Le gouvernement a annoncé qu’il limiterait « les hausses de prix à 15 % pour le gaz en janvier 2023 et à 15 % pour l’électricité en février 2023 » pour « tous les ménages, les copropriétés, les logements sociaux, les petites entreprises et les plus petites communes ». Un « accompagnement spécifique » sera mis en place pour « aider les plus modestes », avec des « chèques énergie exceptionnels » de 100 ou 200 euros qui seront « versés d’ici la fin de l’année » à destination de 12 millions de foyers. Ce bouclier tarifaire coûtera 11 milliards d’euros pour le gaz et 5 milliards pour l’électricité, soit 16 milliards d’euros, a précisé le ministre de l’Économie, Bruno Le Maire.
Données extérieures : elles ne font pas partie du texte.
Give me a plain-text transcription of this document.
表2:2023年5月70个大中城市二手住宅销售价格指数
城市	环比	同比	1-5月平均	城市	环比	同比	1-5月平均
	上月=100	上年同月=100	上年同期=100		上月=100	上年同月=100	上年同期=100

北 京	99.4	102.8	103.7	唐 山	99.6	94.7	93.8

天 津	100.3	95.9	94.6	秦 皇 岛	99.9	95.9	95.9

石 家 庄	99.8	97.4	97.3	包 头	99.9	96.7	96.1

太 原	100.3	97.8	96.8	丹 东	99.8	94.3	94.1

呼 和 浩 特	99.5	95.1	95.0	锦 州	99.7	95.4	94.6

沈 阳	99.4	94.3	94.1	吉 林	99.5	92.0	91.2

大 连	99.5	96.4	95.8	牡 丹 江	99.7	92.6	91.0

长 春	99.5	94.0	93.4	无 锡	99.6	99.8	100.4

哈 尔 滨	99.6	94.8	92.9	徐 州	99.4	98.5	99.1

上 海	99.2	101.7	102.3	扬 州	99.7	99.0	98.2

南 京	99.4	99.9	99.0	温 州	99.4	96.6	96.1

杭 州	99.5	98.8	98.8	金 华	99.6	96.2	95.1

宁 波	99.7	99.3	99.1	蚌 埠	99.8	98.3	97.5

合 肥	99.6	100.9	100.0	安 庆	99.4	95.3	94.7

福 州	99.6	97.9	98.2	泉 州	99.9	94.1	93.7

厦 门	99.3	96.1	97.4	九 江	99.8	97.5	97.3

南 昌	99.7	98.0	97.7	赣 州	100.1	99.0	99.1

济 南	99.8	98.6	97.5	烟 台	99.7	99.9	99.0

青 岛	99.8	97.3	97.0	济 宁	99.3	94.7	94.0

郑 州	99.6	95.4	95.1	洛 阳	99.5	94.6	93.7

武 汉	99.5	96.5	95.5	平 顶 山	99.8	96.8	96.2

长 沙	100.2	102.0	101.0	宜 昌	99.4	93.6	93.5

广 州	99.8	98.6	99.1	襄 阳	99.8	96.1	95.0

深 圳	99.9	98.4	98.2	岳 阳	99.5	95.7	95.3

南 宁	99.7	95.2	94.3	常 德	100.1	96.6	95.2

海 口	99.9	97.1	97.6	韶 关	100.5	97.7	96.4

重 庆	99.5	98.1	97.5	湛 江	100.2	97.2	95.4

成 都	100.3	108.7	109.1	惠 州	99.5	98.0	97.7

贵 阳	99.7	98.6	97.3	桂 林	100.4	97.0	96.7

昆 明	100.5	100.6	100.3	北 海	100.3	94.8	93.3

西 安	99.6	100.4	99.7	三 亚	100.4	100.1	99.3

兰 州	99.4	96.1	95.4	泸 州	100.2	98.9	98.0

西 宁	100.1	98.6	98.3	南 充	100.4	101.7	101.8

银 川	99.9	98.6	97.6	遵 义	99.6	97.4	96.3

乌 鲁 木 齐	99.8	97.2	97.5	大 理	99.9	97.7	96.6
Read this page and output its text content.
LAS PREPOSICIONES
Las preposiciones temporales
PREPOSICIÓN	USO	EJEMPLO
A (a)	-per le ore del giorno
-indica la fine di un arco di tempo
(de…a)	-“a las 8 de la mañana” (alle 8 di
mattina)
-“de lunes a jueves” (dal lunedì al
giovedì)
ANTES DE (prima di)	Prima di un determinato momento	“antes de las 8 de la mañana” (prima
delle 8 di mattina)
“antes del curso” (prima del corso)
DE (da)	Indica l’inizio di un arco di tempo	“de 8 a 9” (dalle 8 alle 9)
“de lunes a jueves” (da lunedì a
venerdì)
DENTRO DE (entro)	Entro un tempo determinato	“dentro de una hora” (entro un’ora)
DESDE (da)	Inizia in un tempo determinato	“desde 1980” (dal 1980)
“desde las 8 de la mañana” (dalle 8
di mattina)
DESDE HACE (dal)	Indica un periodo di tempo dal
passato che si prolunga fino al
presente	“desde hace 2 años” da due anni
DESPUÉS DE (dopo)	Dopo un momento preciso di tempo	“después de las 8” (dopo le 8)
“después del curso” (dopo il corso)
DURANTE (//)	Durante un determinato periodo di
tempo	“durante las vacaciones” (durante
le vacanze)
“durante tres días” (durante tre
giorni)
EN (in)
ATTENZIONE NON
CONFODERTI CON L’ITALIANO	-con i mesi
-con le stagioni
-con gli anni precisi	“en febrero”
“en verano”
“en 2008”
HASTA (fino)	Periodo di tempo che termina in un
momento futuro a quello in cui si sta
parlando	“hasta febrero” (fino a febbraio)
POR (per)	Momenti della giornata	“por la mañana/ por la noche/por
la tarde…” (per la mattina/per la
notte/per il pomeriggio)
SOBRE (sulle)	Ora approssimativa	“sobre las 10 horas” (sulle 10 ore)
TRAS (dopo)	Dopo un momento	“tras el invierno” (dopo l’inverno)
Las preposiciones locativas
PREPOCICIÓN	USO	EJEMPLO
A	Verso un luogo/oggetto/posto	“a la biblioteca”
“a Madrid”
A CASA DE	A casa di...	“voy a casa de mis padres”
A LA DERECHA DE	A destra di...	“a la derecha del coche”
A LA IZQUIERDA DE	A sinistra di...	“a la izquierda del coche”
Si la cheffe du gouvernement a fait part de ses craintes en cas d’« hiver particulièrement froid cumulé à des difficultés d’approvisionnement », Élisabeth Borne a insisté sur le fait que « dans les scénarios les plus probables, si chacun prend ses responsabilités et fait preuve de la sobriété nécessaire, il n’y aura pas de coupure ». Sous l’effet de la guerre en Ukraine, les flux de gaz russe se sont taris vers l’Europe, ce qui fait craindre des pénuries dans l’hiver et provoque une envolée des prix sur les marchés. Or, ce sont les prix du gaz qui entraînent ceux de l’électricité.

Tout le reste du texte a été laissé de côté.